Washington, D.C., Jan. 20, 2029, Special to The Washington Post — In his inaugural address, President Kraft Foods promised Tuesday that America would continue fostering the business-friendly atmosphere begun under his predecessor, President Jiffy Lube. The incoming and outgoing Republican heads of state were accompanied, as always, by their chiefs of staff, corporate mascots “Cheesasaurus Rex” and “Lubie,” the dancing drop of motor oil.
The recent Hobby Lobby ruling by the U.S. Supreme Court was controversial mostly because it seemed to assert that freedom of religion trumps the right to affordable health care. But there was a second, largely underreported effect: It solidified and extended the court’s contention that corporations are people. Now, large businesses not only have the right of free speech, as defined by political donations, but also the right to practice their faith, as defined by the ability to deny employees birth control measures of which the company disapproves.
Why stop there? If a corporation is a person, why can’t it run for president, so long as it met the Constitutional mandate of being at least 35 years old and having been born in the United States? (This would enable a President Bed Bath & Beyond but draw the line at President Five Guys, who is still a callow 28, and also at President Adidas, who was born in Germany.)
But there might also be new problems for these newly human corporate entities. As a colleague of mine observed, if corporations are people, how can they be owned by people? That sort of thing has been illegal for a century and a half. I suppose you could still own some stocks — “You wan’ a piece a me?” is a very human question — but surely not more than 50 percent, which would imply true ownership. Perhaps we need a lawsuit or two to force a lot of plutocrats to divest their portfolios.
Okay, just spit-balling here, but let’s say, in the future, two corporations want to combine their assets and liabilities and become a joint entity united in a common cause. As corporations, this is a “merger,” but as people, it is “marriage,” plain and simple, which raises the obvious question, which we ask now with all appropriate suspicion and conservatively narrowed eyes: Just what kind of a marriage is this?
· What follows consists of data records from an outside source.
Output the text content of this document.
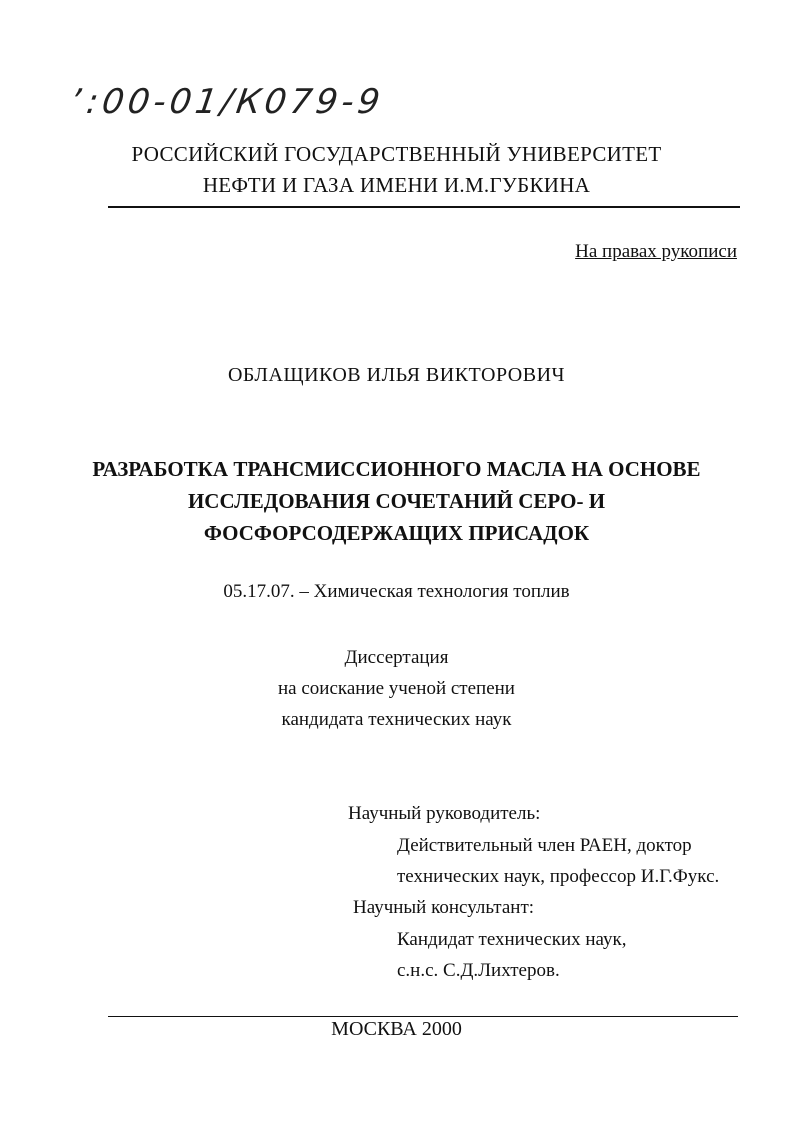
ʼ:00-01/К079-9
РОССИЙСКИЙ ГОСУДАРСТВЕННЫЙ УНИВЕРСИТЕТ
НЕФТИ И ГАЗА ИМЕНИ И.М.ГУБКИНА
На правах рукописи
ОБЛАЩИКОВ ИЛЬЯ ВИКТОРОВИЧ
РАЗРАБОТКА ТРАНСМИССИОННОГО МАСЛА НА ОСНОВЕ
ИССЛЕДОВАНИЯ СОЧЕТАНИЙ СЕРО- И
ФОСФОРСОДЕРЖАЩИХ ПРИСАДОК
05.17.07. – Химическая технология топлив
Диссертация
на соискание ученой степени
кандидата технических наук
Научный руководитель:
Действительный член РАЕН, доктор
технических наук, профессор И.Г.Фукс.
Научный консультант:
Кандидат технических наук,
с.н.с. С.Д.Лихтеров.
МОСКВА 2000
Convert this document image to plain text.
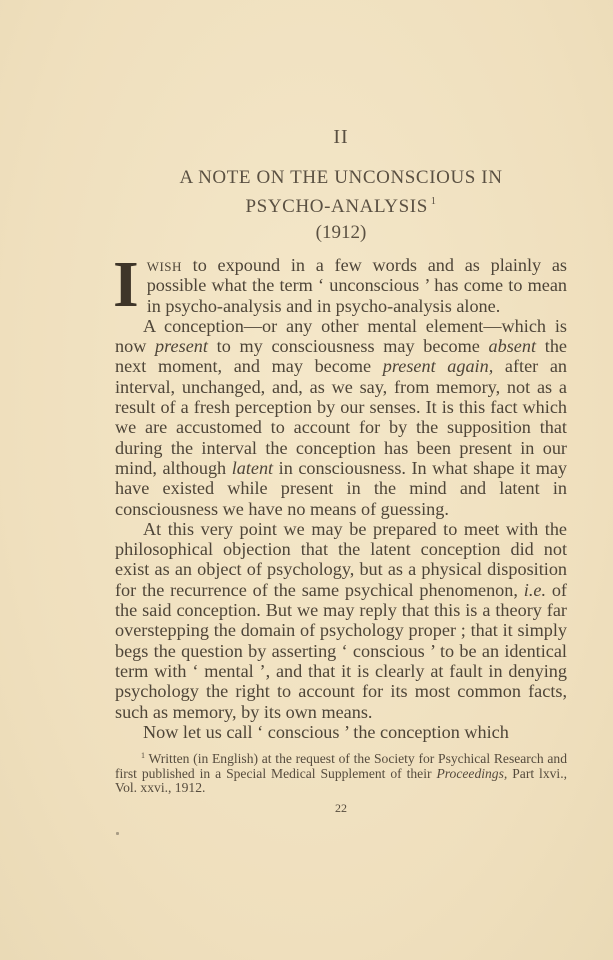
II
A NOTE ON THE UNCONSCIOUS IN
PSYCHO-ANALYSIS $^1$
(1912)

Iwish to expound in a few words and as plainly as possible what the term ‘ unconscious ’ has come to mean in psycho-analysis and in psycho-analysis alone.

A conception—or any other mental element—which is now present to my consciousness may become absent the next moment, and may become present again, after an interval, unchanged, and, as we say, from memory, not as a result of a fresh perception by our senses. It is this fact which we are accustomed to account for by the supposition that during the interval the conception has been present in our mind, although latent in consciousness. In what shape it may have existed while present in the mind and latent in consciousness we have no means of guessing.

At this very point we may be prepared to meet with the philosophical objection that the latent conception did not exist as an object of psychology, but as a physical disposition for the recurrence of the same psychical phenomenon, i.e. of the said conception. But we may reply that this is a theory far overstepping the domain of psychology proper ; that it simply begs the question by asserting ‘ conscious ’ to be an identical term with ‘ mental ’, and that it is clearly at fault in denying psychology the right to account for its most common facts, such as memory, by its own means.

Now let us call ‘ conscious ’ the conception which

$^1$ Written (in English) at the request of the Society for Psychical Research and first published in a Special Medical Supplement of their Proceedings, Part lxvi., Vol. xxvi., 1912.

22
To know, you’d have to know the sex of the corporations, which perhaps the law will define as the majority gender on the board of directors.
I think we know where this is going: What if these merging corporations are from states that don’t allow same-sex marriage? I’m guessing same-sex marriage might rather quickly become the law of the land.
This is a promising line of speculation!
Okay, now let’s say that one corporate-human entity wants to merge with another, but the second one doesn’t want that to happen, and resists. In the rough-and-tumble world of high-stakes high finance, this scenario occurs from time to time. It is a perfectly legitimate if singularly nasty tool of titans called the “hostile takeover.” Hewlett-Packard famously did this to Compaq, and corporate raider Carl Icahn famously did this to TWA, and in each case they had their way with the weaker unwilling partner, and no one went to jail.
But as a person, if a corporation forces another corporate-person to merge with them — well, that is a different matter altogether, a matter for the criminal courts, ideally involving long prison sentences.
So, for the record, Supreme Court, I’m conditionally in favor of this corporation-as-person paradigm, so long as you take it to its logical conclusion.